Si la evaluación de un alumno es un acto técnico, propio de educadores, los jueces pueden, en base a pericias y otros medios probatorios, determinar si se realizó en forma reglamentaria y con las debidas garantías. Pero, al igual que les ocurre con los médicos, no pueden sustituir al docente para dictar la aprobación del curso.
Esto es lo que puedo decir sobre el aspecto estrictamente jurídico del asunto, sin perjuicio de que mi opinión pueda no ser compartida o pueda ser rechazada con otros argumentos.
Lo que me parece importante del asunto es que, una vez más, pone en evidencia lo endeble de nuestros acuerdos institucionales. Basta que un problema institucional se cruce con una situación ideológica o políticamente cargada, o emocionalmente removedora, para que nuestras convicciones institucionales sean superadas o incluso olvidadas al calor de la emoción, del fervor ideológico o de la camiseta partidaria.
Muy probablemente, la decisión judicial de este caso esté fuertemente incidida por conceptos ideológicos que pugnan por imponerse en nuestra sociedad. Así, la idea de que la repetición choca con “un derecho intrínseco de todo niño o adolescente que es la razonable expectativa de seguir avanzando en su educación y preparación”, como afirma la sentencia, implica una definición técnica, y muy probablemente ideológica: la de que la repetición es un instituto educativamente inadecuado. No es que esa postura carezca de dignidad y antecedentes. Todos conocemos la posición de Vaz Ferreira, que se oponía a las calificaciones educativas y a los exámenes. Sin embargo, la repetición está establecida en la reglamentación de la enseñanza y, hasta que un debate técnico y público laude el tema y cambie la reglamentación, no es admisible concluir que la repetición en sí misma viola derechos.

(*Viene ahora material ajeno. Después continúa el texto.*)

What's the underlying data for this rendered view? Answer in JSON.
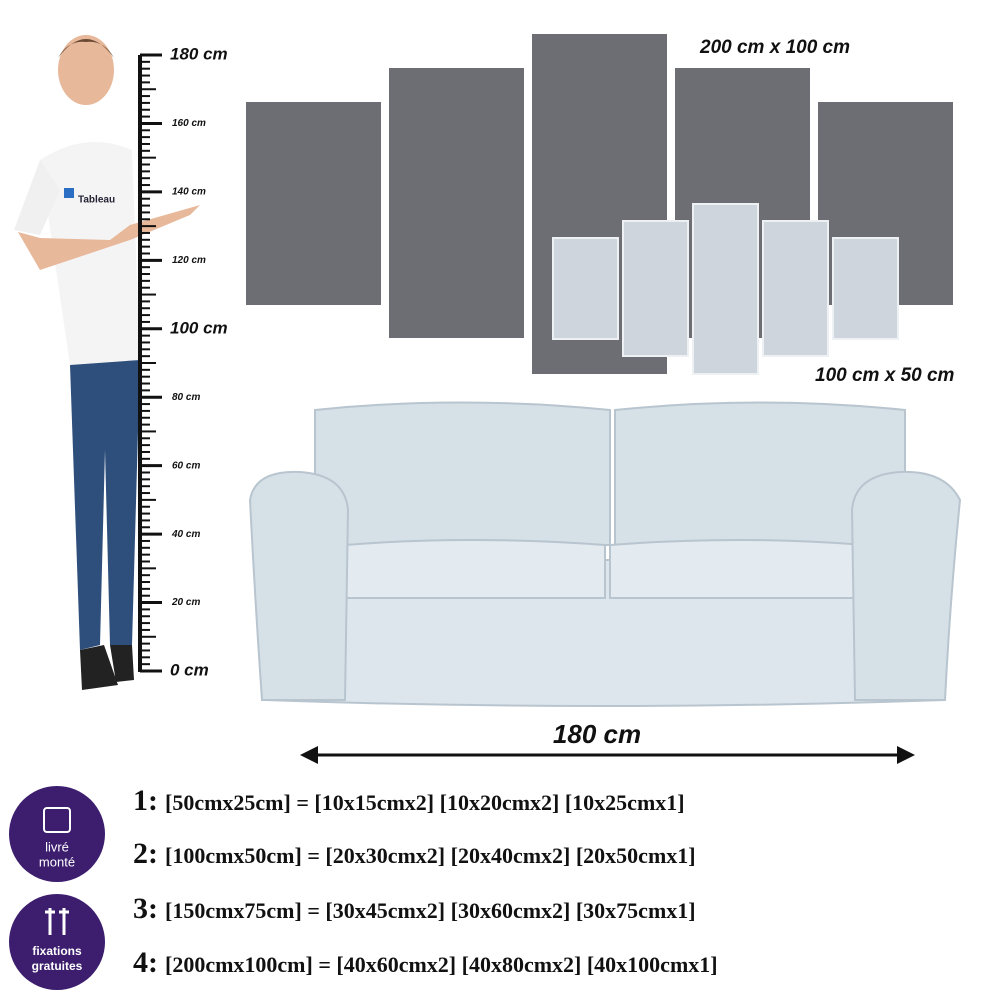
{
  "ruler": {
    "labels": [
      "180 cm",
      "160 cm",
      "140 cm",
      "120 cm",
      "100 cm",
      "80 cm",
      "60 cm",
      "40 cm",
      "20 cm",
      "0 cm"
    ]
  },
  "person": {
    "shirt_logo": "Tableau"
  },
  "canvas": {
    "large_size": "200 cm x 100 cm",
    "small_size": "100 cm x 50 cm"
  },
  "sofa": {
    "width": "180 cm"
  },
  "badges": [
    {
      "line1": "livré",
      "line2": "monté"
    },
    {
      "line1": "fixations",
      "line2": "gratuites"
    }
  ],
  "sizes": [
    {
      "number": "1:",
      "text": "[50cmx25cm] = [10x15cmx2] [10x20cmx2] [10x25cmx1]"
    },
    {
      "number": "2:",
      "text": "[100cmx50cm] = [20x30cmx2] [20x40cmx2] [20x50cmx1]"
    },
    {
      "number": "3:",
      "text": "[150cmx75cm] = [30x45cmx2] [30x60cmx2] [30x75cmx1]"
    },
    {
      "number": "4:",
      "text": "[200cmx100cm] = [40x60cmx2] [40x80cmx2] [40x100cmx1]"
    }
  ]
}
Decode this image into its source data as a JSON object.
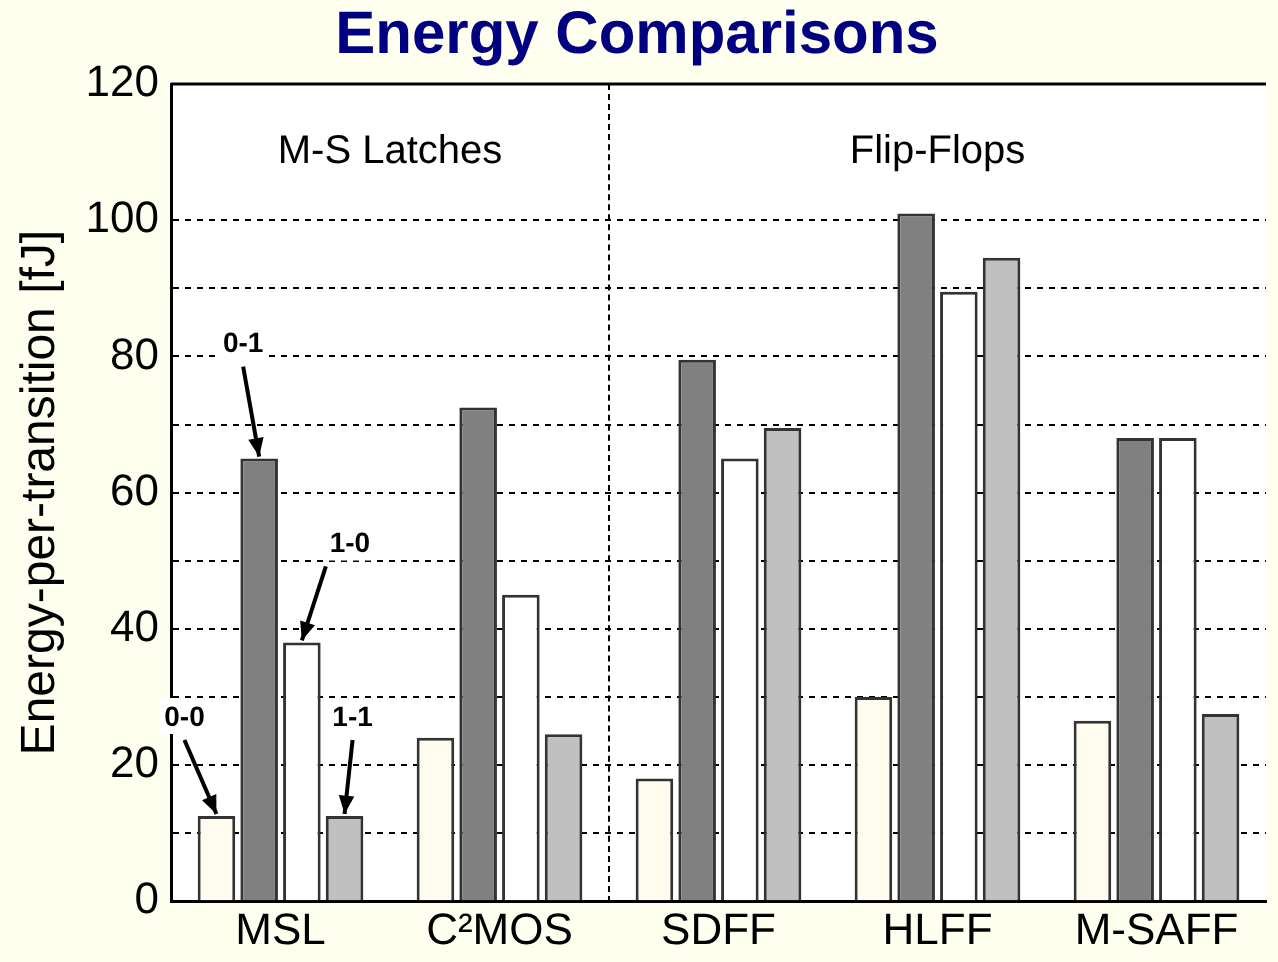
{
  "chart_data": {
    "type": "bar",
    "title": "Energy Comparisons",
    "ylabel": "Energy-per-transition [fJ]",
    "categories": [
      "MSL",
      "C²MOS",
      "SDFF",
      "HLFF",
      "M-SAFF"
    ],
    "series": [
      {
        "name": "0-0",
        "color": "#fffbee",
        "values": [
          12.5,
          24,
          18,
          30,
          26.5
        ]
      },
      {
        "name": "0-1",
        "color": "#808080",
        "values": [
          65,
          72.5,
          79.5,
          101,
          68
        ]
      },
      {
        "name": "1-0",
        "color": "#ffffff",
        "values": [
          38,
          45,
          65,
          89.5,
          68
        ]
      },
      {
        "name": "1-1",
        "color": "#c0c0c0",
        "values": [
          12.5,
          24.5,
          69.5,
          94.5,
          27.5
        ]
      }
    ],
    "ylim": [
      0,
      120
    ],
    "yticks": [
      0,
      {
        "value": 10,
        "label": null
      },
      20,
      {
        "value": 30,
        "label": null
      },
      40,
      {
        "value": 50,
        "label": null
      },
      60,
      {
        "value": 70,
        "label": null
      },
      80,
      {
        "value": 90,
        "label": null
      },
      100,
      120
    ],
    "grid": "y",
    "legend": false,
    "annotations": [
      "M-S Latches",
      "Flip-Flops"
    ]
  }
}
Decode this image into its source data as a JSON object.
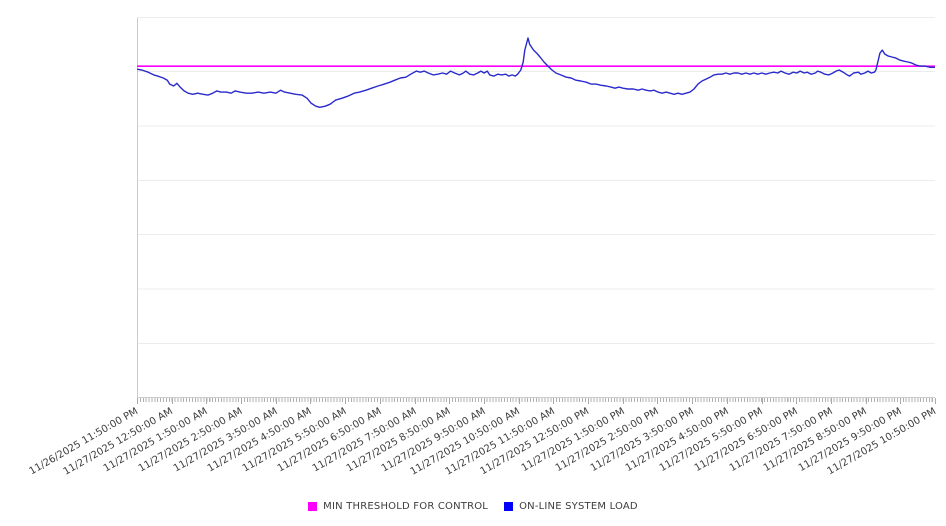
{
  "chart_data": {
    "type": "line",
    "title": "",
    "x_axis": {
      "labels": [
        "11/26/2025 11:50:00 PM",
        "11/27/2025 12:50:00 AM",
        "11/27/2025 1:50:00 AM",
        "11/27/2025 2:50:00 AM",
        "11/27/2025 3:50:00 AM",
        "11/27/2025 4:50:00 AM",
        "11/27/2025 5:50:00 AM",
        "11/27/2025 6:50:00 AM",
        "11/27/2025 7:50:00 AM",
        "11/27/2025 8:50:00 AM",
        "11/27/2025 9:50:00 AM",
        "11/27/2025 10:50:00 AM",
        "11/27/2025 11:50:00 AM",
        "11/27/2025 12:50:00 PM",
        "11/27/2025 1:50:00 PM",
        "11/27/2025 2:50:00 PM",
        "11/27/2025 3:50:00 PM",
        "11/27/2025 4:50:00 PM",
        "11/27/2025 5:50:00 PM",
        "11/27/2025 6:50:00 PM",
        "11/27/2025 7:50:00 PM",
        "11/27/2025 8:50:00 PM",
        "11/27/2025 9:50:00 PM",
        "11/27/2025 10:50:00 PM"
      ],
      "tick_interval": "1 hour"
    },
    "y_axis": {
      "labels_visible": false,
      "ylim": [
        0,
        100
      ],
      "gridline_values": [
        14.3,
        28.6,
        42.9,
        57.1,
        71.4,
        85.7
      ]
    },
    "legend_position": "bottom-center",
    "series": [
      {
        "name": "MIN THRESHOLD FOR CONTROL",
        "type": "constant-line",
        "color": "#ff00ff",
        "legend_color": "#ff00ff",
        "value": 87.1
      },
      {
        "name": "ON-LINE SYSTEM LOAD",
        "type": "line",
        "color": "#2a2acd",
        "legend_color": "#0000ff",
        "points": [
          [
            0,
            86.3
          ],
          [
            0.6,
            86.1
          ],
          [
            1.4,
            85.5
          ],
          [
            2.1,
            84.8
          ],
          [
            2.6,
            84.5
          ],
          [
            3.3,
            84
          ],
          [
            3.8,
            83.4
          ],
          [
            4.1,
            82.4
          ],
          [
            4.6,
            81.9
          ],
          [
            5,
            82.6
          ],
          [
            5.4,
            81.6
          ],
          [
            5.9,
            80.6
          ],
          [
            6.4,
            80
          ],
          [
            7,
            79.7
          ],
          [
            7.6,
            80
          ],
          [
            8.3,
            79.7
          ],
          [
            8.9,
            79.5
          ],
          [
            9.5,
            80
          ],
          [
            10,
            80.6
          ],
          [
            10.5,
            80.3
          ],
          [
            11.2,
            80.3
          ],
          [
            11.8,
            80
          ],
          [
            12.3,
            80.6
          ],
          [
            12.9,
            80.3
          ],
          [
            13.7,
            80
          ],
          [
            14.4,
            80
          ],
          [
            15.2,
            80.3
          ],
          [
            15.9,
            80
          ],
          [
            16.7,
            80.3
          ],
          [
            17.4,
            80
          ],
          [
            18,
            80.8
          ],
          [
            18.5,
            80.3
          ],
          [
            19.2,
            80
          ],
          [
            19.9,
            79.7
          ],
          [
            20.7,
            79.5
          ],
          [
            21.3,
            78.7
          ],
          [
            21.8,
            77.4
          ],
          [
            22.4,
            76.6
          ],
          [
            22.9,
            76.3
          ],
          [
            23.6,
            76.6
          ],
          [
            24.2,
            77.1
          ],
          [
            24.9,
            78.2
          ],
          [
            25.7,
            78.7
          ],
          [
            26.4,
            79.2
          ],
          [
            27.2,
            80
          ],
          [
            27.9,
            80.3
          ],
          [
            28.7,
            80.8
          ],
          [
            29.4,
            81.3
          ],
          [
            30.2,
            81.9
          ],
          [
            31,
            82.4
          ],
          [
            31.7,
            82.9
          ],
          [
            32.3,
            83.4
          ],
          [
            33,
            84
          ],
          [
            33.7,
            84.2
          ],
          [
            34.3,
            85
          ],
          [
            35,
            85.8
          ],
          [
            35.5,
            85.5
          ],
          [
            36,
            85.8
          ],
          [
            36.5,
            85.3
          ],
          [
            37.1,
            84.8
          ],
          [
            37.7,
            85
          ],
          [
            38.3,
            85.3
          ],
          [
            38.8,
            85
          ],
          [
            39.3,
            85.8
          ],
          [
            39.8,
            85.3
          ],
          [
            40.4,
            84.8
          ],
          [
            40.9,
            85.3
          ],
          [
            41.2,
            85.8
          ],
          [
            41.7,
            85
          ],
          [
            42.2,
            84.8
          ],
          [
            42.7,
            85.3
          ],
          [
            43.1,
            85.8
          ],
          [
            43.5,
            85.3
          ],
          [
            43.9,
            85.8
          ],
          [
            44.2,
            84.8
          ],
          [
            44.7,
            84.5
          ],
          [
            45.2,
            85
          ],
          [
            45.7,
            84.8
          ],
          [
            46.2,
            85
          ],
          [
            46.6,
            84.5
          ],
          [
            47,
            84.8
          ],
          [
            47.4,
            84.5
          ],
          [
            47.7,
            85
          ],
          [
            48.1,
            86.1
          ],
          [
            48.4,
            88.2
          ],
          [
            48.6,
            91.3
          ],
          [
            48.9,
            93.7
          ],
          [
            49,
            94.5
          ],
          [
            49.2,
            92.9
          ],
          [
            49.5,
            91.9
          ],
          [
            49.7,
            91.3
          ],
          [
            50.1,
            90.5
          ],
          [
            50.5,
            89.5
          ],
          [
            51,
            88.2
          ],
          [
            51.5,
            87.1
          ],
          [
            52,
            86.1
          ],
          [
            52.5,
            85.3
          ],
          [
            53.1,
            84.8
          ],
          [
            53.8,
            84.2
          ],
          [
            54.4,
            84
          ],
          [
            55,
            83.4
          ],
          [
            55.6,
            83.2
          ],
          [
            56.3,
            82.9
          ],
          [
            56.9,
            82.4
          ],
          [
            57.5,
            82.4
          ],
          [
            58.1,
            82.1
          ],
          [
            58.8,
            81.9
          ],
          [
            59.4,
            81.6
          ],
          [
            59.9,
            81.3
          ],
          [
            60.4,
            81.6
          ],
          [
            60.9,
            81.3
          ],
          [
            61.5,
            81.1
          ],
          [
            62.2,
            81.1
          ],
          [
            62.8,
            80.8
          ],
          [
            63.3,
            81.1
          ],
          [
            63.8,
            80.8
          ],
          [
            64.3,
            80.6
          ],
          [
            64.8,
            80.8
          ],
          [
            65.3,
            80.3
          ],
          [
            65.8,
            80
          ],
          [
            66.3,
            80.3
          ],
          [
            66.8,
            80
          ],
          [
            67.3,
            79.7
          ],
          [
            67.8,
            80
          ],
          [
            68.3,
            79.7
          ],
          [
            68.8,
            80
          ],
          [
            69.3,
            80.3
          ],
          [
            69.8,
            81.1
          ],
          [
            70.3,
            82.4
          ],
          [
            70.8,
            83.2
          ],
          [
            71.3,
            83.7
          ],
          [
            71.8,
            84.2
          ],
          [
            72.3,
            84.8
          ],
          [
            72.8,
            85
          ],
          [
            73.3,
            85
          ],
          [
            73.8,
            85.3
          ],
          [
            74.3,
            85
          ],
          [
            74.8,
            85.3
          ],
          [
            75.3,
            85.3
          ],
          [
            75.8,
            85
          ],
          [
            76.3,
            85.3
          ],
          [
            76.8,
            85
          ],
          [
            77.3,
            85.3
          ],
          [
            77.8,
            85
          ],
          [
            78.3,
            85.3
          ],
          [
            78.8,
            85
          ],
          [
            79.3,
            85.3
          ],
          [
            79.8,
            85.5
          ],
          [
            80.3,
            85.3
          ],
          [
            80.7,
            85.8
          ],
          [
            81.2,
            85.3
          ],
          [
            81.7,
            85
          ],
          [
            82.2,
            85.5
          ],
          [
            82.7,
            85.3
          ],
          [
            83.1,
            85.8
          ],
          [
            83.6,
            85.3
          ],
          [
            84,
            85.5
          ],
          [
            84.5,
            85
          ],
          [
            85,
            85.3
          ],
          [
            85.3,
            85.8
          ],
          [
            85.7,
            85.5
          ],
          [
            86.2,
            85
          ],
          [
            86.7,
            84.8
          ],
          [
            87.2,
            85.3
          ],
          [
            87.6,
            85.8
          ],
          [
            88,
            86.1
          ],
          [
            88.5,
            85.5
          ],
          [
            89,
            84.8
          ],
          [
            89.3,
            84.5
          ],
          [
            89.8,
            85.3
          ],
          [
            90.4,
            85.5
          ],
          [
            90.7,
            85
          ],
          [
            91.2,
            85.3
          ],
          [
            91.6,
            85.8
          ],
          [
            92,
            85.3
          ],
          [
            92.4,
            85.5
          ],
          [
            92.6,
            86.1
          ],
          [
            92.9,
            88.7
          ],
          [
            93.1,
            90.5
          ],
          [
            93.4,
            91.3
          ],
          [
            93.7,
            90.3
          ],
          [
            94.1,
            89.8
          ],
          [
            94.6,
            89.5
          ],
          [
            95.1,
            89.2
          ],
          [
            95.6,
            88.7
          ],
          [
            96.1,
            88.4
          ],
          [
            96.6,
            88.2
          ],
          [
            97.1,
            87.9
          ],
          [
            97.6,
            87.4
          ],
          [
            98.1,
            87.1
          ],
          [
            98.7,
            87.1
          ],
          [
            99.4,
            86.8
          ],
          [
            100,
            86.8
          ]
        ]
      }
    ]
  },
  "colors": {
    "background": "#ffffff",
    "plot_border": "#cccccc",
    "gridline": "#ececec",
    "axis_tick": "#aaaaaa",
    "label_text": "#3d3d3d"
  }
}
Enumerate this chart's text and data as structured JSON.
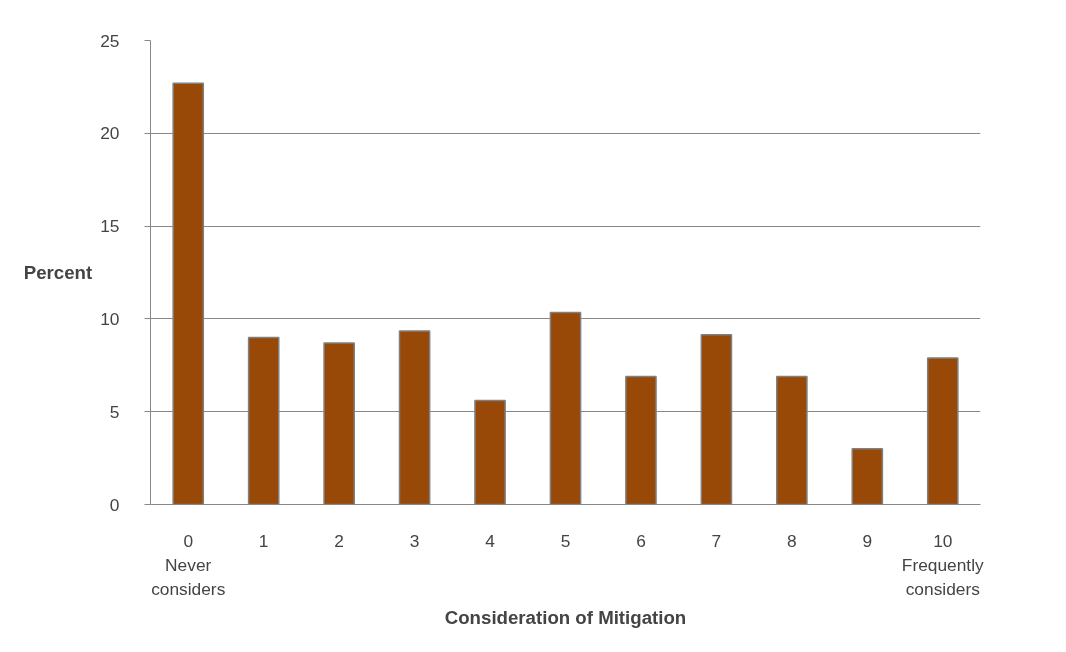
{
  "chart_data": {
    "type": "bar",
    "xlabel": "Consideration of Mitigation",
    "ylabel": "Percent",
    "categories": [
      "0\nNever\nconsiders",
      "1",
      "2",
      "3",
      "4",
      "5",
      "6",
      "7",
      "8",
      "9",
      "10\nFrequently\nconsiders"
    ],
    "values": [
      22.7,
      9.0,
      8.7,
      9.35,
      5.6,
      10.35,
      6.9,
      9.15,
      6.9,
      3.0,
      7.9
    ],
    "color": "#984807",
    "ylim": [
      0,
      25
    ],
    "yticks": [
      0,
      5,
      10,
      15,
      20,
      25
    ],
    "grid": "y"
  }
}
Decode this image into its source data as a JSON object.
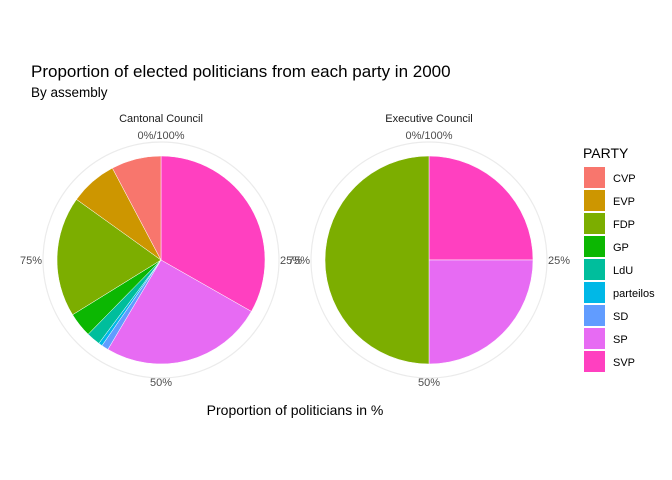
{
  "chart_data": {
    "type": "pie",
    "title": "Proportion of elected politicians from each party in 2000",
    "subtitle": "By assembly",
    "xlabel": "Proportion of politicians in %",
    "ylabel": "",
    "legend": {
      "title": "PARTY",
      "position": "right"
    },
    "grid": true,
    "angular_ticks": [
      "0%/100%",
      "25%",
      "50%",
      "75%"
    ],
    "categories": [
      "CVP",
      "EVP",
      "FDP",
      "GP",
      "LdU",
      "parteilos",
      "SD",
      "SP",
      "SVP"
    ],
    "colors": {
      "CVP": "#F8766D",
      "EVP": "#CD9600",
      "FDP": "#7CAE00",
      "GP": "#0CB702",
      "LdU": "#00BE9C",
      "parteilos": "#00B8E7",
      "SD": "#619CFF",
      "SP": "#E76BF3",
      "SVP": "#FF40C0"
    },
    "facets": [
      {
        "name": "Cantonal Council",
        "values": {
          "SVP": 33.9,
          "SP": 25.8,
          "SD": 1.1,
          "parteilos": 0.6,
          "LdU": 2.2,
          "GP": 3.9,
          "FDP": 19.1,
          "EVP": 7.5,
          "CVP": 7.9
        }
      },
      {
        "name": "Executive Council",
        "values": {
          "SVP": 25.0,
          "SP": 25.0,
          "SD": 0,
          "parteilos": 0,
          "LdU": 0,
          "GP": 0,
          "FDP": 50.0,
          "EVP": 0,
          "CVP": 0
        }
      }
    ]
  }
}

Lo verdaderamente preocupante es que ciertas convicciones ideológicas intenten aplicarse en crudo, sin pasar por el tamiz del debate público y sin el trabajoso pero necesario esfuerzo de convertirse en normas. En ese aspecto, éste no es un caso aislado.
El resultado es una sociedad imprevisible y sin garantías, en la que nadie sabe a qué atenerse. En el fondo, eso no les conviene a tirios ni a troyanos, a oficialistas ni a opositores. No le conviene a nadie, si nos miramos todos como ciudadanos.